Auditor General's report: The forgotten chapter


With the economic update and the Auditor General's report all coming out on the same day, one chapter of Sheila Fraser's work will probably go unnoticed.

There is a full chapter on the Inuvialuit Land Claim that was signed 23 years ago on one bright spring day in Tuktoyaktuk, Northwest Territories.

Then Indian Affairs Minister John Munroe donned traditional clothing and danced with Inuvialuit leaders in the community to celebrate.

People in the small northern communities were overjoyed and proud of the deal.

This was a crucial land claim. It was the first land claim north of the 60th parallel and only one of three comprehensive claims at the time that provided both land and money to native people in Canada.

It affects the Inuvialuit, the western Arctic Inuit, who live in the MacKenzie Delta and the Arctic islands to the north.

The agreement transferred 91,000 square kilometres of land and $170 million dollars to the Inuvialuit. That land now contains much of the gas that will go into the proposed Mackenzie Valley pipeline.

This claim has formed the basis for many of the 18 land agreements signed across Canada since then.

But Sheila Fraser found the federal government had done a very bad job in holding to its side of the bargain. It hasn't transferred all the land to the Inuvialuit that it's supposed to.

In fact in some cases the Department of Indian and Northern Affairs (INAC) transferred some of the wrong land and has done nothing in the last 23 years to fix it.
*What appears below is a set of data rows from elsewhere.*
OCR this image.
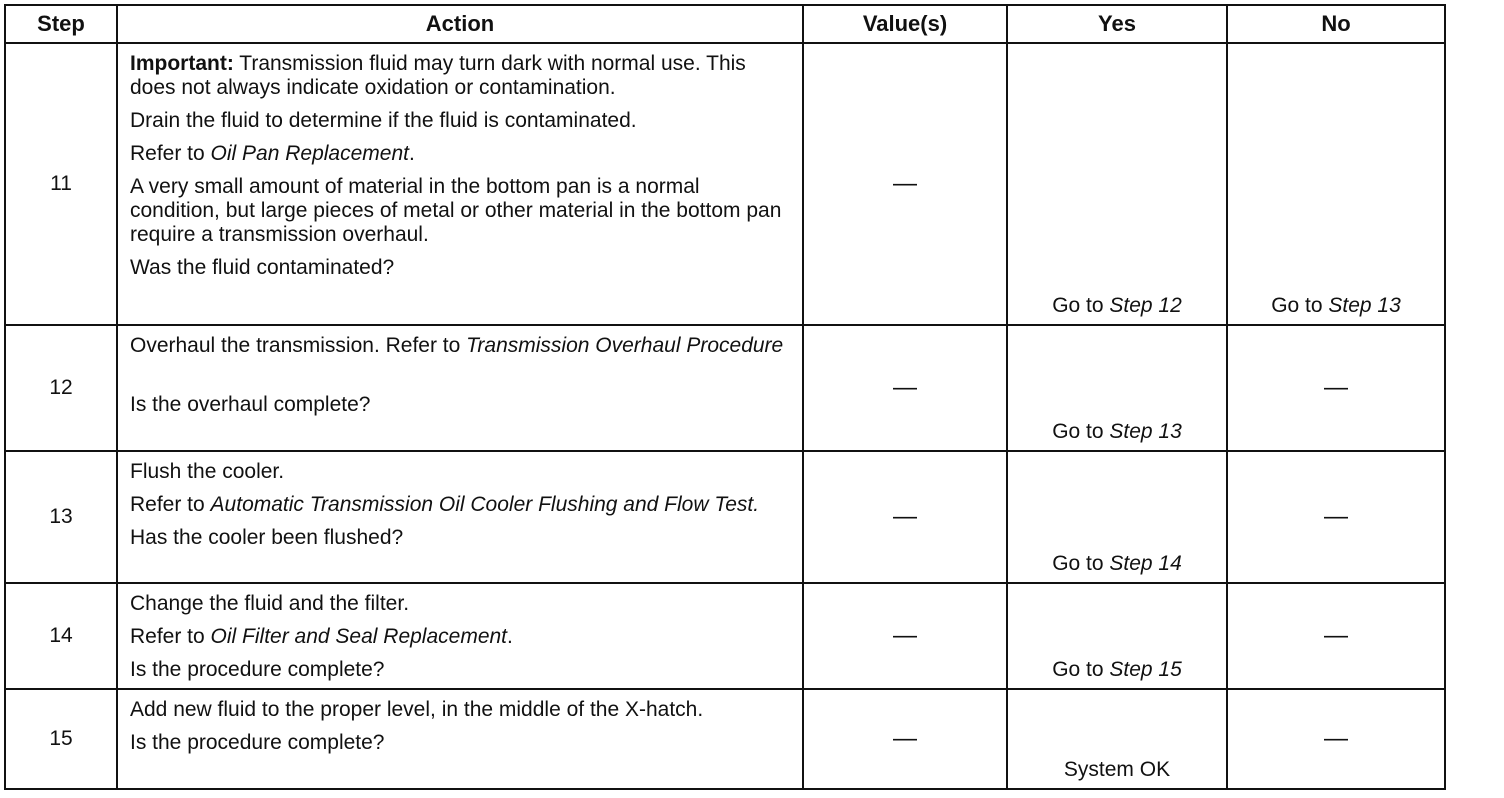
Step	Action	Value(s)	Yes	No
11	Important: Transmission fluid may turn dark with normal use. This does not always indicate oxidation or contamination.

Drain the fluid to determine if the fluid is contaminated.

Refer to Oil Pan Replacement.

A very small amount of material in the bottom pan is a normal condition, but large pieces of metal or other material in the bottom pan require a transmission overhaul.

Was the fluid contaminated?	—	Go to Step 12	Go to Step 13
12	Overhaul the transmission. Refer to Transmission Overhaul Procedure

Is the overhaul complete?	—	Go to Step 13	—
13	Flush the cooler.

Refer to Automatic Transmission Oil Cooler Flushing and Flow Test.

Has the cooler been flushed?	—	Go to Step 14	—
14	Change the fluid and the filter.

Refer to Oil Filter and Seal Replacement.

Is the procedure complete?	—	Go to Step 15	—
15	Add new fluid to the proper level, in the middle of the X-hatch.

Is the procedure complete?	—	System OK	—
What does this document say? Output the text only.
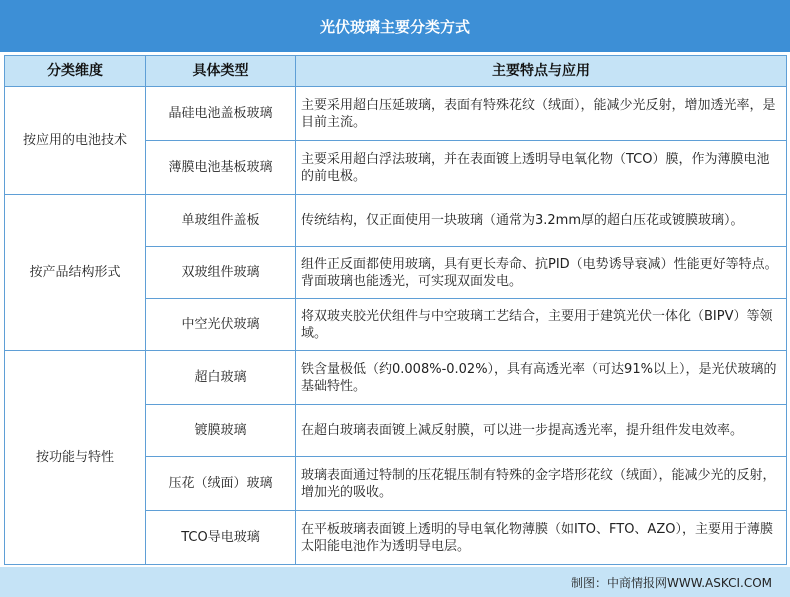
光伏玻璃主要分类方式
分类维度	具体类型	主要特点与应用
按应用的电池技术	晶硅电池盖板玻璃	主要采用超白压延玻璃，表面有特殊花纹（绒面），能减少光反射，增加透光率，是目前主流。
	薄膜电池基板玻璃	主要采用超白浮法玻璃，并在表面镀上透明导电氧化物（TCO）膜，作为薄膜电池的前电极。
按产品结构形式	单玻组件盖板	传统结构，仅正面使用一块玻璃（通常为3.2mm厚的超白压花或镀膜玻璃）。
	双玻组件玻璃	组件正反面都使用玻璃，具有更长寿命、抗PID（电势诱导衰减）性能更好等特点。背面玻璃也能透光，可实现双面发电。
	中空光伏玻璃	将双玻夹胶光伏组件与中空玻璃工艺结合，主要用于建筑光伏一体化（BIPV）等领域。
按功能与特性	超白玻璃	铁含量极低（约0.008%-0.02%），具有高透光率（可达91%以上），是光伏玻璃的基础特性。
	镀膜玻璃	在超白玻璃表面镀上减反射膜，可以进一步提高透光率，提升组件发电效率。
	压花（绒面）玻璃	玻璃表面通过特制的压花辊压制有特殊的金字塔形花纹（绒面），能减少光的反射，增加光的吸收。
	TCO导电玻璃	在平板玻璃表面镀上透明的导电氧化物薄膜（如ITO、FTO、AZO），主要用于薄膜太阳能电池作为透明导电层。
制图：中商情报网WWW.ASKCI.COM
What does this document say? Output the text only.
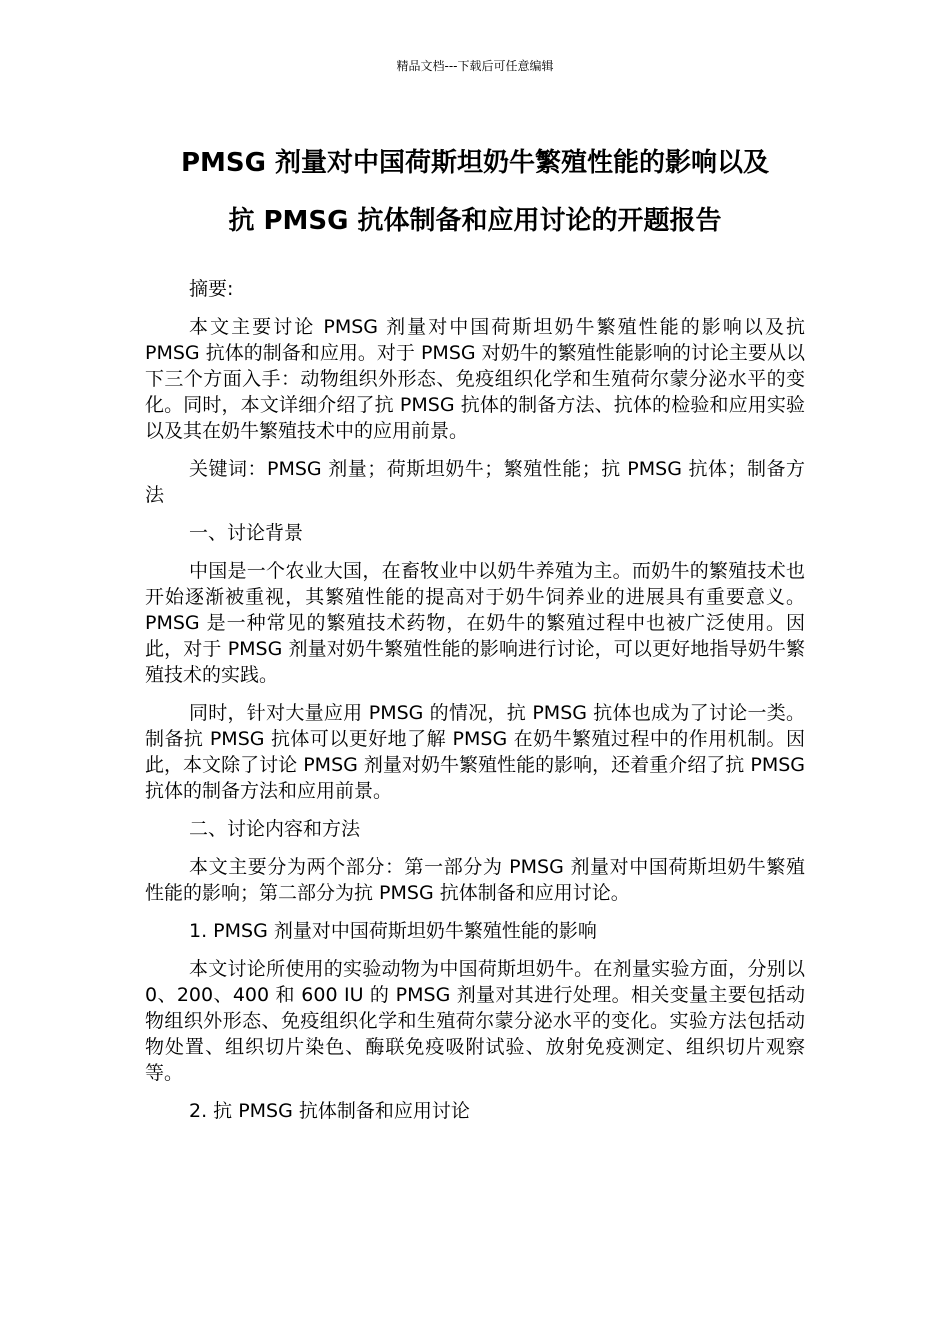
精品文档---下载后可任意编辑
PMSG 剂量对中国荷斯坦奶牛繁殖性能的影响以及
抗 PMSG 抗体制备和应用讨论的开题报告

摘要:

本文主要讨论 PMSG 剂量对中国荷斯坦奶牛繁殖性能的影响以及抗 PMSG 抗体的制备和应用。对于 PMSG 对奶牛的繁殖性能影响的讨论主要从以下三个方面入手：动物组织外形态、免疫组织化学和生殖荷尔蒙分泌水平的变化。同时，本文详细介绍了抗 PMSG 抗体的制备方法、抗体的检验和应用实验以及其在奶牛繁殖技术中的应用前景。

关键词：PMSG 剂量；荷斯坦奶牛；繁殖性能；抗 PMSG 抗体；制备方法

一、讨论背景

中国是一个农业大国，在畜牧业中以奶牛养殖为主。而奶牛的繁殖技术也开始逐渐被重视，其繁殖性能的提高对于奶牛饲养业的进展具有重要意义。PMSG 是一种常见的繁殖技术药物，在奶牛的繁殖过程中也被广泛使用。因此，对于 PMSG 剂量对奶牛繁殖性能的影响进行讨论，可以更好地指导奶牛繁殖技术的实践。

同时，针对大量应用 PMSG 的情况，抗 PMSG 抗体也成为了讨论一类。制备抗 PMSG 抗体可以更好地了解 PMSG 在奶牛繁殖过程中的作用机制。因此，本文除了讨论 PMSG 剂量对奶牛繁殖性能的影响，还着重介绍了抗 PMSG 抗体的制备方法和应用前景。

二、讨论内容和方法

本文主要分为两个部分：第一部分为 PMSG 剂量对中国荷斯坦奶牛繁殖性能的影响；第二部分为抗 PMSG 抗体制备和应用讨论。

1. PMSG 剂量对中国荷斯坦奶牛繁殖性能的影响

本文讨论所使用的实验动物为中国荷斯坦奶牛。在剂量实验方面，分别以 0、200、400 和 600 IU 的 PMSG 剂量对其进行处理。相关变量主要包括动物组织外形态、免疫组织化学和生殖荷尔蒙分泌水平的变化。实验方法包括动物处置、组织切片染色、酶联免疫吸附试验、放射免疫测定、组织切片观察等。

2. 抗 PMSG 抗体制备和应用讨论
And in all that time INAC has never made a list of its obligations under the constitutionally protected land claim and lived up to them.

Auditor General Sheila Fraser simply shook her head when asked about this.

"I wish I could answer that question as to why 23 years after the government made a committment to these people it has still to live up to its obligations ... it has not worked in partnership with Inuvialuit towards the goals of this agreement."

Makes you wonder if the Inuvialuit of the Mackenzie Delta would have been so quick to dance with joy if they knew just what kind of partner they were stuck with.